If you want to make it a diet friendly meal, just omit the wine, use rice bran oil for frying and low fat sour cream to garnish!
Oh and don’t go for the garlic bread with it 😉

You will need:

2 carrots – diced
2 onions – diced
2 cups pumpkin or kumara – diced*
6 silverbeet leaves – finely sliced (incl stalks – and if ya want you can omit this ingred)
1 cup white wine (optional also)
1 tsp garlic paste
1 tsp chilli paste
1 tsp ginger paste
Lashings of salt and pepper – to taste 
2 litres vege stock – make your own, it’s so simple to do!
*Good way to use up a few veges that may be looking a tad sad in the vege bins 😉

To create:

Saute the onions in a bit of butter and oil, til they are soft. This means cook on a low heat so they do not get any colour but soften down instead.
Season with salt and pepper.
Add the holy trinity (garlic, chilli, ginger) and mix well.
Then crank up the heat to maximum, add the wine and reduce down til it’s almost all evaporated. Won’t take long.. 5 mins tops so don’t get distracted or it’ll burn!
Set aside. 

Using a heavy based pan, saute the diced veges in batches so they are slightly coloured but not too much. NO brown allowed, just golden and soft. You wanna get a fork into them without any effort. At this point it’s important to note that should salt and pepper each fry pan full of veges as you saute them. Just a bit, but it helps with the finished product.

Once all the veges are cooked add them to the onion / spice mixture and then add the stock. Seriously, make your own – it feels terribly wholesome and the house smells incredible when you do this – and it’s really simple, honest!
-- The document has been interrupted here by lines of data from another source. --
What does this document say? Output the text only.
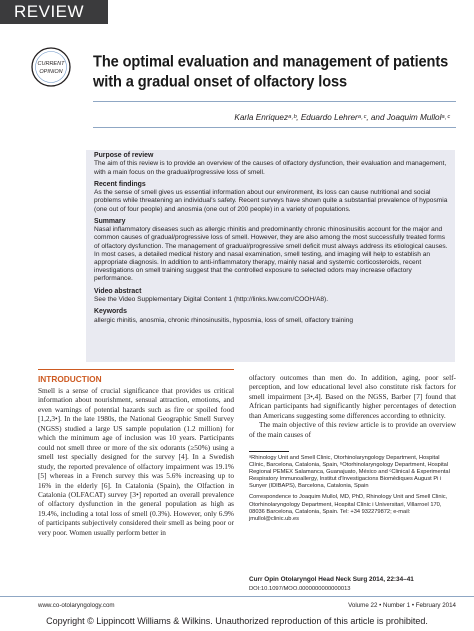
REVIEW
CURRENT
OPINION
The optimal evaluation and management of patients with a gradual onset of olfactory loss
Karla Enriquezᵃ˒ᵇ, Eduardo Lehrerᵃ˒ᶜ, and Joaquim Mullolᵃ˒ᶜ
Purpose of review

The aim of this review is to provide an overview of the causes of olfactory dysfunction, their evaluation and management, with a main focus on the gradual/progressive loss of smell.

Recent findings

As the sense of smell gives us essential information about our environment, its loss can cause nutritional and social problems while threatening an individual's safety. Recent surveys have shown quite a substantial prevalence of hyposmia (one out of four people) and anosmia (one out of 200 people) in a variety of populations.

Summary

Nasal inflammatory diseases such as allergic rhinitis and predominantly chronic rhinosinusitis account for the major and common causes of gradual/progressive loss of smell. However, they are also among the most successfully treated forms of olfactory dysfunction. The management of gradual/progressive smell deficit must always address its etiological causes. In most cases, a detailed medical history and nasal examination, smell testing, and imaging will help to establish an appropriate diagnosis. In addition to anti-inflammatory therapy, mainly nasal and systemic corticosteroids, recent investigations on smell training suggest that the controlled exposure to selected odors may increase olfactory performance.

Video abstract

See the Video Supplementary Digital Content 1 (http://links.lww.com/COOH/A8).

Keywords

allergic rhinitis, anosmia, chronic rhinosinusitis, hyposmia, loss of smell, olfactory training

INTRODUCTION
Smell is a sense of crucial significance that provides us critical information about nourishment, sensual attraction, emotions, and even warnings of potential hazards such as fire or spoiled food [1,2,3•]. In the late 1980s, the National Geographic Smell Survey (NGSS) studied a large US sample population (1.2 million) for which the minimum age of inclusion was 10 years. Participants could not smell three or more of the six odorants (≥50%) using a smell test specially designed for the survey [4]. In a Swedish study, the reported prevalence of olfactory impairment was 19.1% [5] whereas in a French survey this was 5.6% increasing up to 16% in the elderly [6]. In Catalonia (Spain), the Olfaction in Catalonia (OLFACAT) survey [3•] reported an overall prevalence of olfactory dysfunction in the general population as high as 19.4%, including a total loss of smell (0.3%). However, only 6.9% of participants subjectively considered their smell as being poor or very poor. Women usually perform better in
olfactory outcomes than men do. In addition, aging, poor self-perception, and low educational level also constitute risk factors for smell impairment [3•,4]. Based on the NGSS, Barber [7] found that African participants had significantly higher percentages of detection than Americans suggesting some differences according to ethnicity.
The main objective of this review article is to provide an overview of the main causes of

ᵃRhinology Unit and Smell Clinic, Otorhinolaryngology Department, Hospital Clínic, Barcelona, Catalonia, Spain, ᵇOtorhinolaryngology Department, Hospital Regional PEMEX Salamanca, Guanajuato, México and ᶜClinical & Experimental Respiratory Immunoallergy, Institut d'Investigacions Biomèdiques August Pi i Sunyer (IDIBAPS), Barcelona, Catalonia, Spain

Correspondence to Joaquim Mullol, MD, PhD, Rhinology Unit and Smell Clinic, Otorhinolaryngology Department, Hospital Clínic i Universitari, Villarroel 170, 08036 Barcelona, Catalonia, Spain. Tel: +34 932279872; e-mail: jmullol@clinic.ub.es

Curr Opin Otolaryngol Head Neck Surg 2014, 22:34–41
DOI:10.1097/MOO.0000000000000013
www.co-otolaryngology.com	Volume 22 • Number 1 • February 2014
Copyright © Lippincott Williams & Wilkins. Unauthorized reproduction of this article is prohibited.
If you don’t know how: ask me!

Simmer, stirring occasionally – for 45 mins or so.

To finish:

Blitz with either a stick whizz or if you don’t have one: just use a masher and some elbow grease.
(Or serve it chunky, but I prefer mine smooth / mooshed)

To serve:I serve mine with this garnish but you can simply serve it as is ..

Saute a few spoonfuls of finely diced (i.e. all the same perfect size and shape) carrots, onion and pumpkin in butter, black pepper & nutmeg.

Ladle a dollop of (or drizzle prettily if you can be fagged!) sour cream on top of the soup, spoon some veges over the top, scatter with parsley and eat!